When the auto industry is on a roll, business is good for Maritz Inc.'s research operations in Maumee, which handles three-fourths of the customer satisfaction surveys vehicle owners receive from automakers.
Business is even better when automakers start to sputter. Then, input from customers about their experiences with dealership sales and service departments becomes even more critical, said Gary Eversole, vice president for Maritz Research's auto research group.
"When times get tough as they are in Detroit right now there is almost an increased need to understand their customers and behavior because they're really trying to retain customer loyalty," Mr. Eversole said.

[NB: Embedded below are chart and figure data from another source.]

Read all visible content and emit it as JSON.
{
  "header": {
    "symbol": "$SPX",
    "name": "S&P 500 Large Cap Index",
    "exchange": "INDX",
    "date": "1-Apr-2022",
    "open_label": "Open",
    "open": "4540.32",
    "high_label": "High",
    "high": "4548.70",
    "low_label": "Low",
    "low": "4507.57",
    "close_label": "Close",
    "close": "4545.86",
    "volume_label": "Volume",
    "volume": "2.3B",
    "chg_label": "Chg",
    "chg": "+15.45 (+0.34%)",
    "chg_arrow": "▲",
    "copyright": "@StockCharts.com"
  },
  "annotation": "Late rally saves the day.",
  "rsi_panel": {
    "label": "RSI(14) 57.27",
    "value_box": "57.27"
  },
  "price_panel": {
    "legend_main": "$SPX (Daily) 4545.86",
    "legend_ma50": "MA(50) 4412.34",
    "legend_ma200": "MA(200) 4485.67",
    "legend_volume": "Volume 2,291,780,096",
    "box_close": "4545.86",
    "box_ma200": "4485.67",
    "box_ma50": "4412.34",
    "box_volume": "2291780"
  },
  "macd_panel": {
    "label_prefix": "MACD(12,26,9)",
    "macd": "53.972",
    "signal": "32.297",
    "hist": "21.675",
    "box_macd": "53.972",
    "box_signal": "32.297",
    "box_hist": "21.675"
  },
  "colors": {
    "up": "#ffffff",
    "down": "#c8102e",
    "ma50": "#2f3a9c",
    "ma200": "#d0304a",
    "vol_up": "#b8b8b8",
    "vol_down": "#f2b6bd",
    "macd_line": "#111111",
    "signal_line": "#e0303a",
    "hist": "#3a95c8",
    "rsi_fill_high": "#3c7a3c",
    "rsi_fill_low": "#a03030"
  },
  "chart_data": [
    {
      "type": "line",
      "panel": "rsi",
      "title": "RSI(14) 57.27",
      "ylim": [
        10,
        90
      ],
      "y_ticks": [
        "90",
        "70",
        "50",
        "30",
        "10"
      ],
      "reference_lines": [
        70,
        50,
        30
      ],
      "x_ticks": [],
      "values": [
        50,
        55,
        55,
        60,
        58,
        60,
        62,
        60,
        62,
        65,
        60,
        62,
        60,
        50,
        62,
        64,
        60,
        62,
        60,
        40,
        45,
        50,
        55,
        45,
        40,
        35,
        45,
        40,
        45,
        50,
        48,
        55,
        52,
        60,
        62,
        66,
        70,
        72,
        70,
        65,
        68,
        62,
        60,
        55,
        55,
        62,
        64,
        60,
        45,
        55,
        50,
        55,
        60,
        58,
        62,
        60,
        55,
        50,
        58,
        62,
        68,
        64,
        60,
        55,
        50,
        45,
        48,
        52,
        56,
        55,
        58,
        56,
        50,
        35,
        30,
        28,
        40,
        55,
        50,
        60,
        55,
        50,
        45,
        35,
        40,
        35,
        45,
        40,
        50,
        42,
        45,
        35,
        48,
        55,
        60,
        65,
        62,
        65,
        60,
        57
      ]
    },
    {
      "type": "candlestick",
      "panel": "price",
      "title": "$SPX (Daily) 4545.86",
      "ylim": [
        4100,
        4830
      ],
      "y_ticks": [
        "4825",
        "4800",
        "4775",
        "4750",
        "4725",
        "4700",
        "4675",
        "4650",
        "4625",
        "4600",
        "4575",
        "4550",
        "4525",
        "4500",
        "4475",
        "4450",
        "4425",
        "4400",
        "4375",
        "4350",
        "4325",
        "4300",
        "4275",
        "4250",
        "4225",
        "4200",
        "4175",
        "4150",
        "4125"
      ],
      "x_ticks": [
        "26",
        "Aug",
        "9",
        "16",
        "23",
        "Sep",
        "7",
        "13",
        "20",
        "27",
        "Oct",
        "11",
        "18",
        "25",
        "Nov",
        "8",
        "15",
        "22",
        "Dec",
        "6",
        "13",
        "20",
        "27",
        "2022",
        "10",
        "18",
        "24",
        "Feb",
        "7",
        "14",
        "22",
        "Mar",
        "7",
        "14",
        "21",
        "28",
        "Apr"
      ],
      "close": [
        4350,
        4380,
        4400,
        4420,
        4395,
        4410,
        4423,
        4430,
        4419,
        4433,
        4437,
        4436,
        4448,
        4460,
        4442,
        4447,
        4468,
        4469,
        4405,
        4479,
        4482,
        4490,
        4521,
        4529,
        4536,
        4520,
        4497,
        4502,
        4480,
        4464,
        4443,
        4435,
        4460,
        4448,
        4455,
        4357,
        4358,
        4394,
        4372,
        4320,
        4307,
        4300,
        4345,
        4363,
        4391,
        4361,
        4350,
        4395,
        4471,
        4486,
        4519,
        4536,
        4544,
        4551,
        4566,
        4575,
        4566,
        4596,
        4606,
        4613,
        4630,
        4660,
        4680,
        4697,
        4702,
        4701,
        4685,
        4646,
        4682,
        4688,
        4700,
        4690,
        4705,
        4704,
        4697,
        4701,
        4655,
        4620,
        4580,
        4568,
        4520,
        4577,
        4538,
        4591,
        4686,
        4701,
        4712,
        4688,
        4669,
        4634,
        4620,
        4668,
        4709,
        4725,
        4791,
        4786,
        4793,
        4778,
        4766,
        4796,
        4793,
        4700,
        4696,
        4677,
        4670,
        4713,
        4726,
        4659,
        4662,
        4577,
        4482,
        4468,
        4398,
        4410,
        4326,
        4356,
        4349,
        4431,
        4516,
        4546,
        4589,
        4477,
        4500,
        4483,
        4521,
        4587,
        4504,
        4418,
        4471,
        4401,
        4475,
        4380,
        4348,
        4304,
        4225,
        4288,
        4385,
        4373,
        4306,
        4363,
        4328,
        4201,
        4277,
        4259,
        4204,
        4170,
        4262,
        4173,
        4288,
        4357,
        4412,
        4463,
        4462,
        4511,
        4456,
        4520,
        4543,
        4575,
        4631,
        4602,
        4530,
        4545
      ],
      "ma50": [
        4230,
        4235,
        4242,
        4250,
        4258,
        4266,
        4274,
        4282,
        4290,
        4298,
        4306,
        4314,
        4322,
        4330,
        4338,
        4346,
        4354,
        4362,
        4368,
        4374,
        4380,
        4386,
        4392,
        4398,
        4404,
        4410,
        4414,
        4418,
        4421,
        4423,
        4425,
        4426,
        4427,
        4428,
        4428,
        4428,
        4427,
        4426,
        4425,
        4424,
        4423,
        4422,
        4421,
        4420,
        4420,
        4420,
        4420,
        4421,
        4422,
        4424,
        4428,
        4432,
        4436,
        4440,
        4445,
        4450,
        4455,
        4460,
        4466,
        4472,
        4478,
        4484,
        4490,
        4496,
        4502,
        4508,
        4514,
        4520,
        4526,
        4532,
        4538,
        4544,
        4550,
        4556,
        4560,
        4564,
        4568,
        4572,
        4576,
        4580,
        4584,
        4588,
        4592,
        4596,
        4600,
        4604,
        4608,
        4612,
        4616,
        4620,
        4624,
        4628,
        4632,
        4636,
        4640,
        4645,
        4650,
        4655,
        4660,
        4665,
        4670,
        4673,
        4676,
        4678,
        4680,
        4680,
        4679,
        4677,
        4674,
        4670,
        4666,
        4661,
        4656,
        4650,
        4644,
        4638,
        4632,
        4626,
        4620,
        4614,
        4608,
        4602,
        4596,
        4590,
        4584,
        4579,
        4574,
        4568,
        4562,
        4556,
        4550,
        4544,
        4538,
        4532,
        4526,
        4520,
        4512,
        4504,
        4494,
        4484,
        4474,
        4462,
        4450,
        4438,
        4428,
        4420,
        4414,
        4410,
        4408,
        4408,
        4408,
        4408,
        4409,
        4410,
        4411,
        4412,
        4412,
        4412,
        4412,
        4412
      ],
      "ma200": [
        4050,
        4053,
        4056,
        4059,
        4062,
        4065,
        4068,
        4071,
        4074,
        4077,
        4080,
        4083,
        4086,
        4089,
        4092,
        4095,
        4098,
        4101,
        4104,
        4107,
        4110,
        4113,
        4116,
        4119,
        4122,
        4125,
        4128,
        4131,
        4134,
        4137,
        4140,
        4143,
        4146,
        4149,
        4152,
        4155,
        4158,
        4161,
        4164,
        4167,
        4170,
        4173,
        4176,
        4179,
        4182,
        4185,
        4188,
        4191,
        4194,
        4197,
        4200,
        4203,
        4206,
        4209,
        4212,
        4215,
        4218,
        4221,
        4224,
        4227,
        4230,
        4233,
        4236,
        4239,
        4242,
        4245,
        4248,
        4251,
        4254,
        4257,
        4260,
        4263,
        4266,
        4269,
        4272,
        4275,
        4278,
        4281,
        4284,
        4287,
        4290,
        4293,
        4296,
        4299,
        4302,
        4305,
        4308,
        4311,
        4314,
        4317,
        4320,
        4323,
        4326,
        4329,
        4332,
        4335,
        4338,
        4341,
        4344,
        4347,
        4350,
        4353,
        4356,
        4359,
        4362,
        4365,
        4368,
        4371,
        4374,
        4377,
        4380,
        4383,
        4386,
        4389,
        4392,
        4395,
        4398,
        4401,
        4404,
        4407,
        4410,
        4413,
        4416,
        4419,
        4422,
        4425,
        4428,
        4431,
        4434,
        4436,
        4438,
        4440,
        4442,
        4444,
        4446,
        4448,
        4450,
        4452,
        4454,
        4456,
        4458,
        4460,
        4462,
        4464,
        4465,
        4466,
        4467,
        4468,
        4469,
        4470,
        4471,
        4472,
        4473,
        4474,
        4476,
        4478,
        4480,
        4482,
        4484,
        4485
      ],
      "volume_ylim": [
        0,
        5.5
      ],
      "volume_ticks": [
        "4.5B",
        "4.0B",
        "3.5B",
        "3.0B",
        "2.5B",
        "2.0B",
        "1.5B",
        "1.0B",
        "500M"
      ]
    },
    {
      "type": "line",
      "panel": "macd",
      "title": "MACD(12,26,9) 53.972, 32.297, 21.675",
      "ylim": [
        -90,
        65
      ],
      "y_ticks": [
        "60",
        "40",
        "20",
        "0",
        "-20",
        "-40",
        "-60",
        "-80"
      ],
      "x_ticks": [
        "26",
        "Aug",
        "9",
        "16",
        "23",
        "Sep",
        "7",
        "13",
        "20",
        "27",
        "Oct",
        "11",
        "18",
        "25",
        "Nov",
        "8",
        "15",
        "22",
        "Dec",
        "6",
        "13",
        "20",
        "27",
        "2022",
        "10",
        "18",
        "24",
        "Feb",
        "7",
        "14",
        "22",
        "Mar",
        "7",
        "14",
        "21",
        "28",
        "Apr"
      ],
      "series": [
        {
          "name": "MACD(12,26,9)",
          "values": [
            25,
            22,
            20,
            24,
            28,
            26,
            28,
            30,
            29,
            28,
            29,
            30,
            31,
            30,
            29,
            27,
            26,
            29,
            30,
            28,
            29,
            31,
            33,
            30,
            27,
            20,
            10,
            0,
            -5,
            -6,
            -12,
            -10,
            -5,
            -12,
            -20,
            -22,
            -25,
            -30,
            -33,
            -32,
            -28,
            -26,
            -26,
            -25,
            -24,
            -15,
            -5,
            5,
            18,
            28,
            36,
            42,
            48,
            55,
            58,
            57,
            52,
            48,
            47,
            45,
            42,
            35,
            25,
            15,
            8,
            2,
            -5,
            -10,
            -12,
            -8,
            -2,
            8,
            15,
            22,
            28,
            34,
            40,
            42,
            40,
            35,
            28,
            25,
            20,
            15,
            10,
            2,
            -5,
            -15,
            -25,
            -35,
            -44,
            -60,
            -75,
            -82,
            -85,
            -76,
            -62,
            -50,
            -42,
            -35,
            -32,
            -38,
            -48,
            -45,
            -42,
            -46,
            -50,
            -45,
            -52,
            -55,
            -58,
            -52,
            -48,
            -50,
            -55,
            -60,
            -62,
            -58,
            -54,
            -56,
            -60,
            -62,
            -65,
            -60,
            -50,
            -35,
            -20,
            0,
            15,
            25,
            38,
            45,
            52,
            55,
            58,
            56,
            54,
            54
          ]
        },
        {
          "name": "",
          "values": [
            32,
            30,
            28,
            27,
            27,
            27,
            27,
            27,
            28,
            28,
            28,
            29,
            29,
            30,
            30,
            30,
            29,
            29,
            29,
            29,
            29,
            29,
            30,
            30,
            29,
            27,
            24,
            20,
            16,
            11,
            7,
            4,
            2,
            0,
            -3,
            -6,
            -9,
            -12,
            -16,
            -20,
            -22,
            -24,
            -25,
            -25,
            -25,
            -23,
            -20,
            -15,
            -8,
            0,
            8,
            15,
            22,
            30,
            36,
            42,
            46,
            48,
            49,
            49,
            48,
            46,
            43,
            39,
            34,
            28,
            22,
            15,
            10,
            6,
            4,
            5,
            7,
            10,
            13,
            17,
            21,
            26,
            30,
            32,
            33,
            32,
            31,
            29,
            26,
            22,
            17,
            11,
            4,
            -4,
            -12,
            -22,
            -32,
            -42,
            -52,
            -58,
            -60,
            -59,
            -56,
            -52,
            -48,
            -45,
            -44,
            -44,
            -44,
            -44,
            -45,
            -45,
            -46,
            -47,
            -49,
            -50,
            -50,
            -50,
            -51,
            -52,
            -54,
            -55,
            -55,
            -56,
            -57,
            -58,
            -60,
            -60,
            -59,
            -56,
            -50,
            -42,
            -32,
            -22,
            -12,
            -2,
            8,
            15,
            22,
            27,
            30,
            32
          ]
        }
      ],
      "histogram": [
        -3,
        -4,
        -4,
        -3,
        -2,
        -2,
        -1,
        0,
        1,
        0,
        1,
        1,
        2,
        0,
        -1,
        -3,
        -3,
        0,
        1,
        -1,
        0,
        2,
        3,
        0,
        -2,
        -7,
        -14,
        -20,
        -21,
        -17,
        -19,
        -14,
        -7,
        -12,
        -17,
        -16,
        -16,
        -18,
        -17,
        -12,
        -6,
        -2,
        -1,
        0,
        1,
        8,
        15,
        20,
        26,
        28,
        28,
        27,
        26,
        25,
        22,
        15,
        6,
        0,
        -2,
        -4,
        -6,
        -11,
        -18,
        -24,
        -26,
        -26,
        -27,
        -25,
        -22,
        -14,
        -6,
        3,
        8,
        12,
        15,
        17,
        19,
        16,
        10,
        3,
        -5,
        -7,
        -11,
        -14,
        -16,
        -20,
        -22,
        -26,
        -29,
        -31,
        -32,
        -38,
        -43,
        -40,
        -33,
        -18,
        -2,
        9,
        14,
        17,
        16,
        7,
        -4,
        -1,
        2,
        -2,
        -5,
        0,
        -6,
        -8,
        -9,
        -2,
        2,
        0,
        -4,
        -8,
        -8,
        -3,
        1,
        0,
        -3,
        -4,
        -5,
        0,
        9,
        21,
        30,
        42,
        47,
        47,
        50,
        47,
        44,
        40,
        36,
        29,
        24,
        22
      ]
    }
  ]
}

With 400 employees and more than $100 million in revenue last year, the group conducts more than 40 million surveys a year by sending out questionnaires in English, Spanish, and French throughout the United States and Canada. The facility also handles Maritz Research survey mailings related to nonautomotive areas such as retail, hotels, and financial services.
Proprietary surveys done for automakers typically ask a variety of questions, such as how long of a wait a customer had for a vehicle being serviced or whether a salesman exerted too much pressure. Maritz Polls, meanwhile, look at issues such as how recent gas hikes affected driving habits.
Gary Eversole, group vice president for Maritz Inc., says the 400 Maumee employees primarily handle auto surveys.
Maritz Inc. of St. Louis, the parent firm, got into automotive research in the 1970s by acquiring a string of small players. One was the former Rogers National Research of Toledo, and Maritz has been growing in the area ever since.
When the local group moved from Sylvania Township to larger digs in Arrowhead Park in 1999, for example, it had 300 employees and roughly $70 million in annual sales. Today, about half of the operation's employees work in such areas as information technology and statistics. The rest are production employees doing laser printing, mailings, data entry, and other tasks.
Customer satisfaction has become increasingly important for both automakers and dealers, said Paul Taylor, chief economist for the National Automobile Dealers Association. The association this year launched its own research system, called NADA-24, that surveys customers about their dealership experiences within 24 hours of a visit.
"It's a key issue because the competition is so intense in the industry now among the brands," Mr. Taylor said.
Maritz's auto group also does more than 1 million telephone interviews a year with vehicle customers as well as online surveys. Telephone work is done throughout the country.
The Maumee operation, which has long used advanced technology, delivers results to dealerships and automakers online, often as quick as 24 hours.